The Truth About Sid Vicious' Mother

A remarkable thing happens when a celebrity dies young: suddenly, everybody becomes a detective. Answers must be found, and "the guy had a cubic yard of heroin in his body" just won't suffice. That brings us to Sid Vicious, the nefarious Sex Pistols bassist who died of a drug overdose in February of 1979. 

Out on bail after assaulting a man with a beer bottle and pretty definitely about to go to prison for the murder of his girlfriend, Nancy Spungen, Sid attended a party in Greenwich Village, where he celebrated his release from a court-mandated substance abuse treatment program by seeing how much heroin he could fit inside his body. The next morning, he was really quite dead. Speculation was abundant as to who provided Sid with the lethal dose, and a lot of names got thrown around. Which brings us to Sid's mother, Anne Beverley. Maybe.

A vicious upbringing

Sid Vicious wasn't born with the name Sid Vicious, and as far as anyone seems able to surmise, that's about the extent of Anne Beverley's maternal instinct. In a piece published by the Guardian, she recounted throwing her son out of the house when he was 16, saying 'It's either you or me, and it's not going to be me.
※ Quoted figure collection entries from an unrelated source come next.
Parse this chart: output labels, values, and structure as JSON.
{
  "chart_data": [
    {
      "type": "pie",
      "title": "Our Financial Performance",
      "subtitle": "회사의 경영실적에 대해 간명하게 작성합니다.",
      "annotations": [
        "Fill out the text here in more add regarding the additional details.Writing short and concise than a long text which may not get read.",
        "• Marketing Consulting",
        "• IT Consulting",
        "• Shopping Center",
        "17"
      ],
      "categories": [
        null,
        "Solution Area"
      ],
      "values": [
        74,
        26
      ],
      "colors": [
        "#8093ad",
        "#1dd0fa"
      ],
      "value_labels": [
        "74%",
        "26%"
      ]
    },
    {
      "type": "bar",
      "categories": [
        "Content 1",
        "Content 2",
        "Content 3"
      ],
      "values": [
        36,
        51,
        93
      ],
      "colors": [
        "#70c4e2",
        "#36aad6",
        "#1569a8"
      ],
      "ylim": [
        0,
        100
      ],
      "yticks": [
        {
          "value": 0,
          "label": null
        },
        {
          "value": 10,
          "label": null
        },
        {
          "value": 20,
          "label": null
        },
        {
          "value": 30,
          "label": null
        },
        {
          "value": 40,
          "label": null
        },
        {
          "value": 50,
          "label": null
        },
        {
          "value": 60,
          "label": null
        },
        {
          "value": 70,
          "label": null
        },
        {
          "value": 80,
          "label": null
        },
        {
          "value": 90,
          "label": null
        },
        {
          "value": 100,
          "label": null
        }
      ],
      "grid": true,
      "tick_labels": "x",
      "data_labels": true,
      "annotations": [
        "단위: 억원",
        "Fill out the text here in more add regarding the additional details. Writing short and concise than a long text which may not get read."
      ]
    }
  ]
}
I have got to try to preserve myself..." and that's about as much of the message as can be relayed without deleting expletives. In the same article, the Sex Pistols' Jah Wobble described Anne as having "no interest in (Sid's) life. She didn't even know he was attending Kingsway. She was into the hardcore drug thing — heroin and opiates — which was all-embracing, that was her life."

That lifestyle seemed to follow Beverley, and stories about her enabling Sid's self destruction are legion. History Collection recounts the time when she gave her teenage son heroin as a birthday present, and the way that she would use him as a mule to smuggle drugs when he was a toddler. It seems altogether possible, given her proximity to the young musician at the time of his passing, that she provided the actual substance that ended his life.

Thirty seven years later, in an interview with the Mirror promoting his new book, Sex Pistols photographer Peter Graville stated as much: "Not only did Sid's mother Anne buy him the fatal dose of heroin she also administered it." This harrowing period at the end of an investigatory sentence is complicated only by two facts: that Beverley died of an overdose in 1996, leaving her unable to confirm or deny the story, and, according to the New Yorker, that Gravelle himself claimed to have provided the killer drugs to Sid in 2009. It's getting so hard to find a reliable, heroin-drenched narrative these days.